The 2013_0153_det-delegated_report_final-100102998-derrydarroch-tracks clearly states:
It is likely that a permanent track will erode the perception of wildness of this open hill slope; in particular the upper section in core wildness area and the point at which the track approaches the intake and the upper glen where there is intervisibility with Ben Dubcraig. Here the perception of wildness is more apparent and any extensive or adverse development will add to the cumulative impacts of the Glen Falloch schemes.
Officers used this argument to approve the track:
The track to intake 2 will enter core wild land, however due to the erosion from argo tracks already evident, it would be preferable to have one small well-designed and integrated stone track to service the intake, rather than increase the environmental damage more widely across the hillside.
This argument is shown to be false by the evidence on the ground.

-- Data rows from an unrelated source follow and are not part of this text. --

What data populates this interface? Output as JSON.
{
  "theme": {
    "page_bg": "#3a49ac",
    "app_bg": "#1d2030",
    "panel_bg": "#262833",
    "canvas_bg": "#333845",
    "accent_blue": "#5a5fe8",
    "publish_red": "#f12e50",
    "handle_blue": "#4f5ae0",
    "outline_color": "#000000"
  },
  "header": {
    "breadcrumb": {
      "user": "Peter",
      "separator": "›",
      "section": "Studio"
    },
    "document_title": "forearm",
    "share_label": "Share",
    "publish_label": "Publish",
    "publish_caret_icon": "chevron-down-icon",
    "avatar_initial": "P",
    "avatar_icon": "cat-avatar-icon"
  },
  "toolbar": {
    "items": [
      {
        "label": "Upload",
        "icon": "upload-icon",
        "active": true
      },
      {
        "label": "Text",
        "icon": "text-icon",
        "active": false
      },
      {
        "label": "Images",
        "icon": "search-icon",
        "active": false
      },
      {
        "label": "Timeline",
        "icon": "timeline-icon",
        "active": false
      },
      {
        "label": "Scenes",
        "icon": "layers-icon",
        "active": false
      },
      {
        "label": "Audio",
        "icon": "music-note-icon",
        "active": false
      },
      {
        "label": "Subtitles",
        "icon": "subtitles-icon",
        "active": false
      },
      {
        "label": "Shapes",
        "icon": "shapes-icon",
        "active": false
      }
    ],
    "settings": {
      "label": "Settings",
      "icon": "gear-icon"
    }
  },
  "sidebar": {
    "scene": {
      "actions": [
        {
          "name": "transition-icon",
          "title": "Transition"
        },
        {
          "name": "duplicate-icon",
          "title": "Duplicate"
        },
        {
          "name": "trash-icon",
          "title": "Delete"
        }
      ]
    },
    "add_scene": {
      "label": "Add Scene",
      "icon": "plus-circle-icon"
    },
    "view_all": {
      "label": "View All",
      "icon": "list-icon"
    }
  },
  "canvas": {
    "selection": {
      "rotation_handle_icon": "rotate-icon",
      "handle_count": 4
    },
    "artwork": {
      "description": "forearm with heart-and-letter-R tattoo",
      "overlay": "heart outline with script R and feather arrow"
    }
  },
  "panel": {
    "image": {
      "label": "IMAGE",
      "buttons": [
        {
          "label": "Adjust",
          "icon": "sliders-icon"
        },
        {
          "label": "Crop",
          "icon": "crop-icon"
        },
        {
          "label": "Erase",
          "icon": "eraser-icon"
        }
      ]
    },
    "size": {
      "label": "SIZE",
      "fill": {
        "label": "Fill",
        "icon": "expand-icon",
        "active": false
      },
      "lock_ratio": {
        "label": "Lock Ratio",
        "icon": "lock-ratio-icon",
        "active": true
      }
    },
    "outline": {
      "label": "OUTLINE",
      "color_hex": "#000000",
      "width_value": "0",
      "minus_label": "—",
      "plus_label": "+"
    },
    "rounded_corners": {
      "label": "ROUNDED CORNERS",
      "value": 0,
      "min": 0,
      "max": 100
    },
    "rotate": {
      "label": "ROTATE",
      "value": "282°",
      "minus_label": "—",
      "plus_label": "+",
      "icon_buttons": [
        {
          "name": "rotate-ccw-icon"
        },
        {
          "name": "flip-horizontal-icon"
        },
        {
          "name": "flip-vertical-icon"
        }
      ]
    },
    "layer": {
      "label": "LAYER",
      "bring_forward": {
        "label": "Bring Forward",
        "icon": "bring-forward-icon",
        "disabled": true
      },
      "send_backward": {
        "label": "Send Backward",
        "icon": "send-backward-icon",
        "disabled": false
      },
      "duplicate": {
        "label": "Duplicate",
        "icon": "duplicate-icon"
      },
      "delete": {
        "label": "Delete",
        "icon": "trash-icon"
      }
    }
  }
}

The approval of the hill tracks have done nothing to reduce environmental damage across the hillside. If the National Park is serious about this it could introduce a byelaw to prohibit the use of four wheeled vehicles in areas of core wild land but the reality is it does whatever estates asks. While the Eas Eonan track is the only one to enter a designated area of core wild land, all the other tracks enter buffer areas – again this counts for nothing.
I argued in my first post on the Glen Falloch schemes (see here) that the Ben Glas scheme should never have been allowed because of its wild land qualities and later on that restoration is a myth (see here).
There was an existing track to the Ben Glas burn and the original proposal was that this would be used to access the dams.
At the end of 2015 however officers agreed that the temporary access track should become permanent. This has created a much bigger scar across the landscape.
A further effect of this decision is that there will be now be TWO tracks that cross the hillside to the Ben Glas burn. If the LLTNPA cared even an iota about the landscape they might have insisted the original track, which should now be redundant, was restored but they have said nothing.
So what can be done?
All the tracks in Glen Falloch were financed with public money through the extremely generous subsidies that existed till about a month ago for renewable energy developments. The Falloch Estate is making large sums of money from their hydro schemes (about which more in due course), enough money to employ more staff who could have occasionally walked up to the hydro intakes to clear them after storms or to hire the occasional helicopter. These hill tracks were not necessary, which is why the original planning permission required them to be temporary. LLTNPA staff, however, have simply accepted every argument the estate has made, another failure of National Parks to stand up to landowners.
What is worse though is the National Park appears to have extracted not a single improvement or planning gain from the estates in return for approving these tracks. I will address some of the poor construction and design of the Falloch Hydro tracks in a future post (there is plenty of evidence that the LLTNPA has failed to implement its own good practice guidance) but to me it seems the LLTNPA has lost a real opportunity. The impact of a number of these tracks – not all – would disappear if woodland regeneration was allowed to take place. The Upper Glen Falloch track starts just by the Glen Falloch native pinewood, the southernmost remnant in Scotland and long threatened by overgrazing. What an opportunity to allow this pinewood to extend – particularly when all the trackwork has created new mineral soils – but instead the LLTNPA is allowing the state to graze cattle as before which is destroying much of the restoration work. I despair at the lack of any vision.
Ultimate responsibility for the terrible decision-making on the Glen Falloch tracks lies not with the poor planner who drafted the reports but with the senior management who approved them and with the Board who have allowed this to happen. Perhaps they could now take a lead on this, not least to demonstrate that they will not simply roll-over when it comes to pressure from Flamingo Land.